Overview Of The Week 6: AI's Productivity In A Chart
And why ex-US markets are more expensive than they seem to be
The week is already in the rearview mirror again and that means another Overview Of The Week.
Articles in the past weeks
This week was one of diving deep into the TransMedics short report. I like short reports because they can show weaknesses and risks, but 342 pages are just too much. I got through the report, but the article is not finished yet.
I want to address it adequately, which means I also need quite some text. Unlike the author of the short report, Scorpion Capital, I want to be nuanced in my take.
This week, you got the Best Buys Now for January, the first for 2025.
Memes Of The Week
The first one was not a meme but a serious X post.
This guy has 1.6 million followers. My thought about this:
This is one that Karan shared in our stonk memes channel on Slack.
The 2025 stock market:
And Karan was on a role, posting this one too:
Interesting Podcasts Or Books
This week, I listened to The Intrinsic Value podcast episode about Coupang.
The markets in the past weeks

All indexes were up this week. The Nasdaq gained 2.45%, the S&P 500 2.91%, and the Russell 2000 was the week's winner, with 3.96%.
Despite the big gains, the Greed & Fear Index remained in Fear.
Quick Facts
1. SaaS Valuations
This week, I saw this chart of the valuations of SaaS companies.

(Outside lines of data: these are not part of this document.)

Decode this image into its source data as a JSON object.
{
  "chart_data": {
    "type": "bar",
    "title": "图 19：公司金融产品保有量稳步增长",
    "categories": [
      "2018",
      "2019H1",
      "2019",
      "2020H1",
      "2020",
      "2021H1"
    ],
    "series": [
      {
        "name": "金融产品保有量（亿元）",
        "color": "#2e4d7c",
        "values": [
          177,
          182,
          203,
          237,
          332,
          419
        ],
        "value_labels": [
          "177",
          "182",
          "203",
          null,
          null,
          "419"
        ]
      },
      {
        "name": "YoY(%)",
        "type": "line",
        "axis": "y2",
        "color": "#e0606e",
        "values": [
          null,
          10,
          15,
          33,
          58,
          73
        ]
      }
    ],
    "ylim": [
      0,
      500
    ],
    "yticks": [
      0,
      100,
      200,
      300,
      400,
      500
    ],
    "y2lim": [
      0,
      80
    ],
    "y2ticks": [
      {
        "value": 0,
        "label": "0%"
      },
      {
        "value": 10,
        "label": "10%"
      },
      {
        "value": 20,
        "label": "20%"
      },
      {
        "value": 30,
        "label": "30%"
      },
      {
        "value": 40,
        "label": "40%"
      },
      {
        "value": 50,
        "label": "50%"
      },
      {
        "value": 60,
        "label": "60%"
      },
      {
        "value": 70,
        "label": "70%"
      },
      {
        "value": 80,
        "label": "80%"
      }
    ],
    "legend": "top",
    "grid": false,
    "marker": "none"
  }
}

As you can see, there's one extreme outsider, Palantir. I have already said multiple times that I like the company, but I don't want the stock at this price. Duolingo still looks good from this point of view. Cloudflare, Shopify, and CrowdStrike look a bit expensive, as also visible in my QPI scores.
2. AI not productive?
You continuously hear the argument from AI bears: AI is not profitable. "Show me the money."
Well, here it is:
As you can see, there's more and more revenue per worker and for the first time since the Great Financial Crisis, we have actually passed the previous top.
3. The US Expensive, The Rest Cheap?
Goldman Sachs did an interesting exercise. Suppose all other areas to invest in had the same sector allocation as the S&P 500? You can see the result here.
As you can see, everything gets more expensive on a price/forward earnings ratio. The Eurozone's forward PE jumps from 13 to 16, that of Japan from 14 to 17, emerging markets from 12 to 15, the UK from 11 to 16 and China from 10 to 15. Do you remember the chart I shared last week?
Add more growth in the US because of faster innovation and I don't think the US market is not as expensive as it seems compared to other markets.